The risk of flooding is low, according to the National Weather Service, which said that melting snow alone “rarely causes flooding.” The weather service said that although light rain is expected in the area, “it should take about an inch of rain for this system before flooding becomes a problem.”
However, Daniel Neifirth of the Department of Homeland Security and Emergency Services said city officials are working with the National Weather Service to “not only think about what happened last week, but also what might happen.”
Hochul said all major highways in western New York, including the NYS Thruway, were open Tuesday — “a sign that we’re finally at a turn in this once-in-a-generation storm.”
Buffalo received an additional 1.6 inches of snow on Tuesday, bringing Friday’s snowfall total to 51.9 inches and December’s snowfall total to 64.7 inches, according to the National Weather Service.

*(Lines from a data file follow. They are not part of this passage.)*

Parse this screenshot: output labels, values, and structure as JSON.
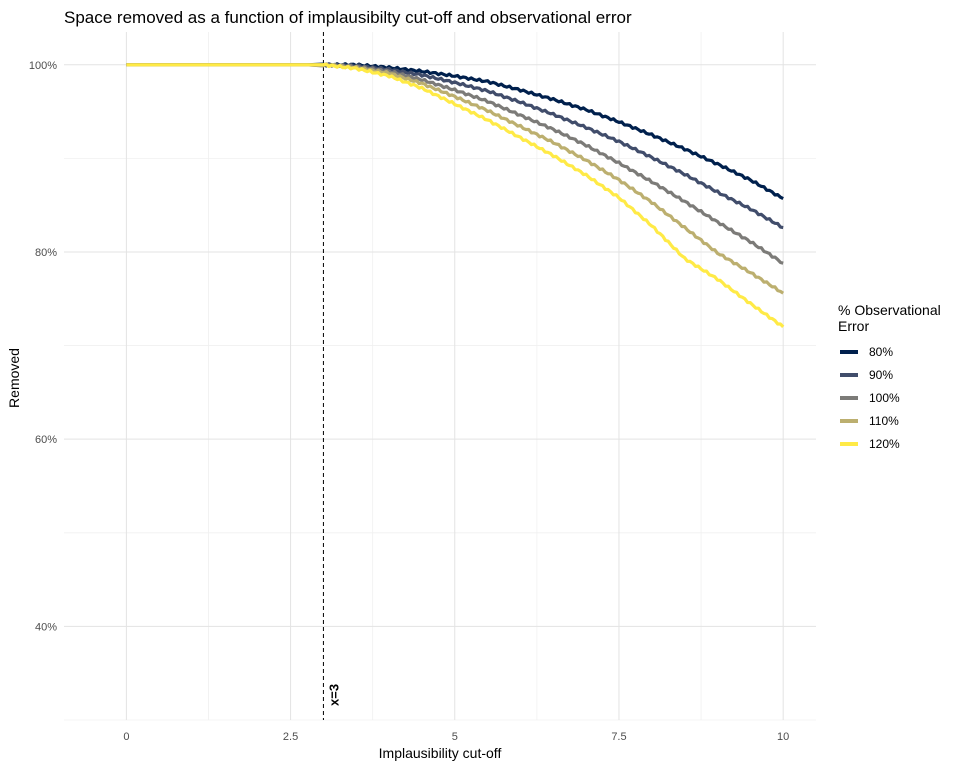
{
  "chart_data": {
    "type": "line",
    "title": "Space removed as a function of implausibilty cut-off and observational error",
    "xlabel": "Implausibility cut-off",
    "ylabel": "Removed",
    "xlim": [
      -0.95,
      10.5
    ],
    "ylim": [
      0.3,
      1.035
    ],
    "x_ticks": [
      0,
      2.5,
      5,
      7.5,
      10
    ],
    "x_tick_labels": [
      "0",
      "2.5",
      "5",
      "7.5",
      "10"
    ],
    "y_ticks": [
      0.4,
      0.6,
      0.8,
      1.0
    ],
    "y_tick_labels": [
      "40%",
      "60%",
      "80%",
      "100%"
    ],
    "y_minor_ticks": [
      0.3,
      0.5,
      0.7,
      0.9
    ],
    "x_minor_ticks": [
      1.25,
      3.75,
      6.25,
      8.75
    ],
    "grid": true,
    "legend": {
      "title_line1": "% Observational",
      "title_line2": "Error",
      "position": "right"
    },
    "vline": {
      "x": 3,
      "label": "x=3",
      "style": "dashed"
    },
    "series": [
      {
        "name": "80%",
        "color": "#00204d",
        "x": [
          0,
          3,
          3.5,
          4,
          4.5,
          5,
          5.5,
          6,
          6.5,
          7,
          7.5,
          8,
          8.5,
          9,
          9.5,
          10
        ],
        "values": [
          1.0,
          1.0,
          1.0,
          0.997,
          0.993,
          0.988,
          0.982,
          0.973,
          0.963,
          0.952,
          0.939,
          0.925,
          0.91,
          0.894,
          0.877,
          0.857
        ]
      },
      {
        "name": "90%",
        "color": "#414d6b",
        "x": [
          0,
          3,
          3.5,
          4,
          4.5,
          5,
          5.5,
          6,
          6.5,
          7,
          7.5,
          8,
          8.5,
          9,
          9.5,
          10
        ],
        "values": [
          1.0,
          1.0,
          0.999,
          0.995,
          0.989,
          0.981,
          0.972,
          0.96,
          0.947,
          0.933,
          0.918,
          0.901,
          0.883,
          0.864,
          0.846,
          0.826
        ]
      },
      {
        "name": "100%",
        "color": "#7c7b78",
        "x": [
          0,
          3,
          3.5,
          4,
          4.5,
          5,
          5.5,
          6,
          6.5,
          7,
          7.5,
          8,
          8.5,
          9,
          9.5,
          10
        ],
        "values": [
          1.0,
          1.0,
          0.998,
          0.993,
          0.984,
          0.973,
          0.961,
          0.946,
          0.931,
          0.914,
          0.895,
          0.875,
          0.854,
          0.832,
          0.811,
          0.788
        ]
      },
      {
        "name": "110%",
        "color": "#bcaf6f",
        "x": [
          0,
          3,
          3.5,
          4,
          4.5,
          5,
          5.5,
          6,
          6.5,
          7,
          7.5,
          8,
          8.5,
          9,
          9.5,
          10
        ],
        "values": [
          1.0,
          1.0,
          0.997,
          0.991,
          0.98,
          0.966,
          0.951,
          0.934,
          0.917,
          0.898,
          0.877,
          0.853,
          0.826,
          0.799,
          0.778,
          0.756
        ]
      },
      {
        "name": "120%",
        "color": "#ffea46",
        "x": [
          0,
          3,
          3.5,
          4,
          4.5,
          5,
          5.5,
          6,
          6.5,
          7,
          7.5,
          8,
          8.5,
          9,
          9.5,
          10
        ],
        "values": [
          1.0,
          1.0,
          0.996,
          0.988,
          0.975,
          0.958,
          0.941,
          0.922,
          0.903,
          0.882,
          0.858,
          0.828,
          0.793,
          0.771,
          0.745,
          0.72
        ]
      }
    ]
  }
}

CNN meteorologist Robert Shackelford said Buffalo received 101.6 total inches this winter.
He noted that conditions are improving and that the lake has finally stopped snowing. Warm temperatures are forecast for at least the next seven days, with buffalo hovering in the upper 30s on Wednesday and the low 40s over the weekend.
“With the cancellation of winter weather warnings for Jefferson and Lewis counties at 9 p.m., this is the first time since 2:22 p.m. on December 20 that we do not have valid winter weather news for our area.” According to the National Weather Service in Buffalo.
As the roads were cleared, officials also worked to coordinate the delivery of fuel for emergency teams and groceries to markets, according to Boloncars.
“After the height of the storm, we received requests from local municipalities to help them with their diesel trucks,” Boloncars said. And we were getting specialized shipments for communities that might run out of gas so their trucks could stay on the road at all times. »
Neifirth said county officials have also been in contact with grocery suppliers to ensure there is product on the shelves.
“That’s why you need to stay out of the way in those affected areas, because we need to be able to get these resources where they need to be so that the shelves are already stocked and ready to go,” Bolonkars added.
The authorities were also responding to reports of looting. Eight people were arrested in Buffalo on Tuesday night on suspicion of looting in connection with the winter storm, according to a tweet from the Buffalo Police Department.
“It is appalling that while people in our community have died in this storm, people are willing to loot,” said Mayor Brown, but noted that they were “a minority of individuals.”